The Holiday 2008 (Part 1) - CLAPCLAPCLAPSHUTCLAPCLAPUPCLAP

Clap Clap Clap. Applause. You normally hear this at the end of a live performance or on television, but the last week I have been on a wonderful Holiday where some fantastically bloggable things happened, including hearing this in unusual places. Last year I blogged about Brits and queuing, my alarmist inability to survive the sun, and Hazel’s encounter with a mouthless bird. This year, there will be three posts again. And this one is about clapping.

Here is a little story. I walked out of my parents house at 11.42am and at 11.43 walk past a bus stop.

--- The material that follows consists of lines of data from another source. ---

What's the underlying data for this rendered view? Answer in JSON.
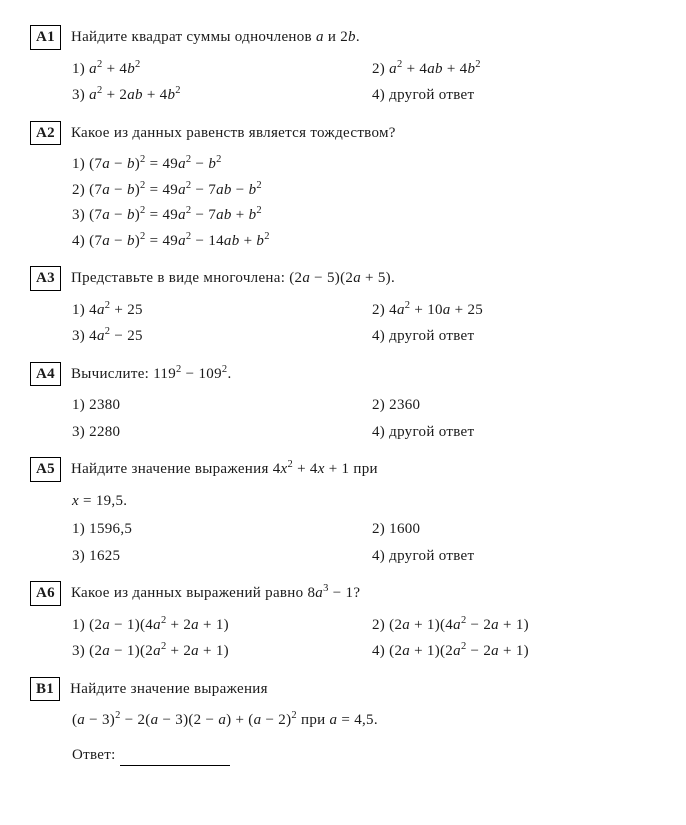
{
  "questions": {
    "a1": {
      "label": "A1",
      "text": "Найдите квадрат суммы одночленов <em>a</em> и 2<em>b</em>.",
      "options": [
        "1) <em>a</em><sup>2</sup> + 4<em>b</em><sup>2</sup>",
        "2) <em>a</em><sup>2</sup> + 4<em>ab</em> + 4<em>b</em><sup>2</sup>",
        "3) <em>a</em><sup>2</sup> + 2<em>ab</em> + 4<em>b</em><sup>2</sup>",
        "4) другой ответ"
      ]
    },
    "a2": {
      "label": "A2",
      "text": "Какое из данных равенств является тождеством?",
      "options": [
        "1) (7<em>a</em> − <em>b</em>)<sup>2</sup> = 49<em>a</em><sup>2</sup> − <em>b</em><sup>2</sup>",
        "2) (7<em>a</em> − <em>b</em>)<sup>2</sup> = 49<em>a</em><sup>2</sup> − 7<em>ab</em> − <em>b</em><sup>2</sup>",
        "3) (7<em>a</em> − <em>b</em>)<sup>2</sup> = 49<em>a</em><sup>2</sup> − 7<em>ab</em> + <em>b</em><sup>2</sup>",
        "4) (7<em>a</em> − <em>b</em>)<sup>2</sup> = 49<em>a</em><sup>2</sup> − 14<em>ab</em> + <em>b</em><sup>2</sup>"
      ]
    },
    "a3": {
      "label": "A3",
      "text": "Представьте в виде многочлена: (2<em>a</em> − 5)(2<em>a</em> + 5).",
      "options": [
        "1) 4<em>a</em><sup>2</sup> + 25",
        "2) 4<em>a</em><sup>2</sup> + 10<em>a</em> + 25",
        "3) 4<em>a</em><sup>2</sup> − 25",
        "4) другой ответ"
      ]
    },
    "a4": {
      "label": "A4",
      "text": "Вычислите: 119<sup>2</sup> − 109<sup>2</sup>.",
      "options": [
        "1) 2380",
        "2) 2360",
        "3) 2280",
        "4) другой ответ"
      ]
    },
    "a5": {
      "label": "A5",
      "text": "Найдите значение выражения 4<em>x</em><sup>2</sup> + 4<em>x</em> + 1 при",
      "extra": "<em>x</em> = 19,5.",
      "options": [
        "1) 1596,5",
        "2) 1600",
        "3) 1625",
        "4) другой ответ"
      ]
    },
    "a6": {
      "label": "A6",
      "text": "Какое из данных выражений равно 8<em>a</em><sup>3</sup> − 1?",
      "options": [
        "1) (2<em>a</em> − 1)(4<em>a</em><sup>2</sup> + 2<em>a</em> + 1)",
        "2) (2<em>a</em> + 1)(4<em>a</em><sup>2</sup> − 2<em>a</em> + 1)",
        "3) (2<em>a</em> − 1)(2<em>a</em><sup>2</sup> + 2<em>a</em> + 1)",
        "4) (2<em>a</em> + 1)(2<em>a</em><sup>2</sup> − 2<em>a</em> + 1)"
      ]
    },
    "b1": {
      "label": "B1",
      "text": "Найдите значение выражения",
      "extra": "(<em>a</em> − 3)<sup>2</sup> − 2(<em>a</em> − 3)(2 − <em>a</em>) + (<em>a</em> − 2)<sup>2</sup> при <em>a</em> = 4,5."
    }
  },
  "answer_label": "Ответ:"
}
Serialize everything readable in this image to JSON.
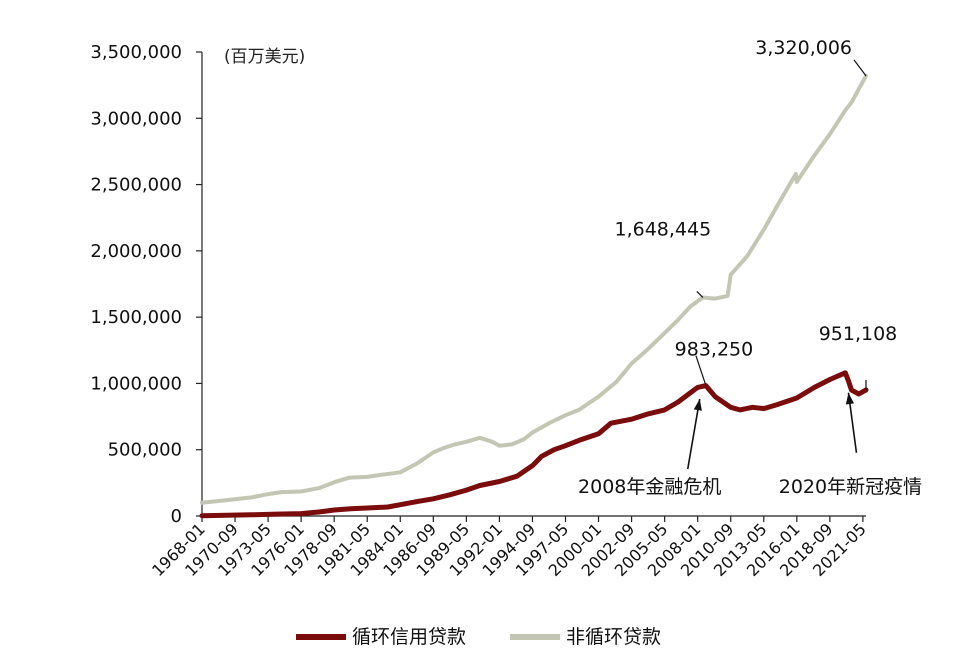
{
  "chart_data": {
    "type": "line",
    "unit_label": "(百万美元)",
    "ylim": [
      0,
      3500000
    ],
    "y_ticks": [
      0,
      500000,
      1000000,
      1500000,
      2000000,
      2500000,
      3000000,
      3500000
    ],
    "y_tick_labels": [
      "0",
      "500,000",
      "1,000,000",
      "1,500,000",
      "2,000,000",
      "2,500,000",
      "3,000,000",
      "3,500,000"
    ],
    "x_tick_labels": [
      "1968-01",
      "1970-09",
      "1973-05",
      "1976-01",
      "1978-09",
      "1981-05",
      "1984-01",
      "1986-09",
      "1989-05",
      "1992-01",
      "1994-09",
      "1997-05",
      "2000-01",
      "2002-09",
      "2005-05",
      "2008-01",
      "2010-09",
      "2013-05",
      "2016-01",
      "2018-09",
      "2021-05"
    ],
    "x_range": [
      "1968-01",
      "2021-08"
    ],
    "series": [
      {
        "name": "循环信用贷款",
        "color": "#7a0c0c",
        "points": [
          [
            "1968-01",
            2000
          ],
          [
            "1970-01",
            5000
          ],
          [
            "1972-01",
            9000
          ],
          [
            "1974-01",
            14000
          ],
          [
            "1976-01",
            18000
          ],
          [
            "1977-06",
            30000
          ],
          [
            "1978-09",
            45000
          ],
          [
            "1980-01",
            55000
          ],
          [
            "1981-05",
            60000
          ],
          [
            "1983-01",
            68000
          ],
          [
            "1984-01",
            85000
          ],
          [
            "1985-06",
            110000
          ],
          [
            "1986-09",
            130000
          ],
          [
            "1988-01",
            160000
          ],
          [
            "1989-05",
            195000
          ],
          [
            "1990-06",
            230000
          ],
          [
            "1992-01",
            260000
          ],
          [
            "1993-06",
            300000
          ],
          [
            "1994-09",
            380000
          ],
          [
            "1995-06",
            450000
          ],
          [
            "1996-06",
            500000
          ],
          [
            "1997-05",
            530000
          ],
          [
            "1998-06",
            570000
          ],
          [
            "2000-01",
            620000
          ],
          [
            "2001-01",
            700000
          ],
          [
            "2002-09",
            730000
          ],
          [
            "2004-01",
            770000
          ],
          [
            "2005-05",
            800000
          ],
          [
            "2006-06",
            860000
          ],
          [
            "2007-06",
            930000
          ],
          [
            "2008-01",
            970000
          ],
          [
            "2008-09",
            983250
          ],
          [
            "2009-06",
            900000
          ],
          [
            "2010-09",
            820000
          ],
          [
            "2011-06",
            800000
          ],
          [
            "2012-06",
            820000
          ],
          [
            "2013-05",
            810000
          ],
          [
            "2014-06",
            840000
          ],
          [
            "2016-01",
            890000
          ],
          [
            "2017-06",
            970000
          ],
          [
            "2018-09",
            1030000
          ],
          [
            "2019-12",
            1080000
          ],
          [
            "2020-03",
            1020000
          ],
          [
            "2020-06",
            950000
          ],
          [
            "2021-01",
            920000
          ],
          [
            "2021-08",
            951108
          ]
        ]
      },
      {
        "name": "非循环贷款",
        "color": "#c4c6b4",
        "points": [
          [
            "1968-01",
            100000
          ],
          [
            "1970-01",
            120000
          ],
          [
            "1972-01",
            140000
          ],
          [
            "1973-05",
            165000
          ],
          [
            "1974-06",
            180000
          ],
          [
            "1976-01",
            185000
          ],
          [
            "1977-06",
            210000
          ],
          [
            "1978-09",
            255000
          ],
          [
            "1979-12",
            290000
          ],
          [
            "1981-05",
            295000
          ],
          [
            "1982-06",
            310000
          ],
          [
            "1984-01",
            330000
          ],
          [
            "1985-06",
            400000
          ],
          [
            "1986-09",
            480000
          ],
          [
            "1987-06",
            510000
          ],
          [
            "1988-06",
            540000
          ],
          [
            "1989-05",
            560000
          ],
          [
            "1990-06",
            590000
          ],
          [
            "1991-06",
            560000
          ],
          [
            "1992-01",
            530000
          ],
          [
            "1993-01",
            540000
          ],
          [
            "1994-01",
            580000
          ],
          [
            "1994-09",
            630000
          ],
          [
            "1996-01",
            700000
          ],
          [
            "1997-05",
            760000
          ],
          [
            "1998-06",
            800000
          ],
          [
            "2000-01",
            900000
          ],
          [
            "2001-06",
            1010000
          ],
          [
            "2002-09",
            1150000
          ],
          [
            "2004-01",
            1260000
          ],
          [
            "2005-05",
            1380000
          ],
          [
            "2006-06",
            1480000
          ],
          [
            "2007-06",
            1580000
          ],
          [
            "2008-06",
            1648445
          ],
          [
            "2009-06",
            1640000
          ],
          [
            "2010-06",
            1660000
          ],
          [
            "2010-09",
            1820000
          ],
          [
            "2012-01",
            1960000
          ],
          [
            "2013-05",
            2160000
          ],
          [
            "2014-09",
            2380000
          ],
          [
            "2015-12",
            2580000
          ],
          [
            "2016-01",
            2520000
          ],
          [
            "2017-06",
            2720000
          ],
          [
            "2018-09",
            2880000
          ],
          [
            "2019-12",
            3060000
          ],
          [
            "2020-06",
            3120000
          ],
          [
            "2021-01",
            3220000
          ],
          [
            "2021-08",
            3320006
          ]
        ]
      }
    ],
    "annotations": [
      {
        "text": "3,320,006",
        "series": 1,
        "date": "2021-08"
      },
      {
        "text": "1,648,445",
        "series": 1,
        "date": "2008-06"
      },
      {
        "text": "983,250",
        "series": 0,
        "date": "2008-09"
      },
      {
        "text": "951,108",
        "series": 0,
        "date": "2021-08"
      },
      {
        "text": "2008年金融危机",
        "series": 0,
        "date": "2008-03"
      },
      {
        "text": "2020年新冠疫情",
        "series": 0,
        "date": "2020-03"
      }
    ],
    "legend_position": "bottom",
    "grid": false
  }
}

At 11.47am I will approach a main road and have to gamble crossing it on a corner. At 11.56am I will stop at a cash machine and rapidly press buttons to try and get the PIN entry to speed up those little precious seconds I have. After I gather my money I rush across a proper main road before briskly walking to catch a train at 12.03pm. Once on the train, at 12.09pm the conductor asked me for my ticket, where upon I present my tenner, and a minute later at 12.10pm I have my ticket. At 12.14pm the train arrives at its destination, I wait till it stops, collect my things, and I walk off.

Nothing out the ordinary happened. I did everything correct. The conductor did everything correct. The train driver did everything correct. Nothing was difficult, nothing was hard, and if anything, it was rudimentary.

So why do people clap when a plane lands? It despairs me when seconds after the plane has bouncily landed that a rousing and embarrassing round of applause kicks up applauding the Pilot for getting us back to ground safely. I can understand applauding if it was me who had piloted 99thousand tonnes of aircraft and fat Glaswegian to the other side of Europe, but someone who has spent years and is paid thousands of pounds to do so day in day out is given special thanks?

You don’t applaud a bus driver, but he has umpteen cars to avoid, people to worry about, time keeping to keep. If you are late by a couple of minutes on a bus you are ready to kick the driver’s head in but my flight was on the approach to 20 hours delayed we still gave the pilot a big “THANKS”.

You don’t applaud a barman after he delivers you drinks to your table. If anything you should applaud the Police, Fire Brigade or Ambulance service as they are in real danger. What are the chances of a plane going down? 1 in 11 million. That is close to winning the lottery.

All I wish is that those who clap the pilot (trained, rested, free of stress behind a couple of inches thick of door which is lock, well paid) should also clap bin men, car mechanics, Process Engineers.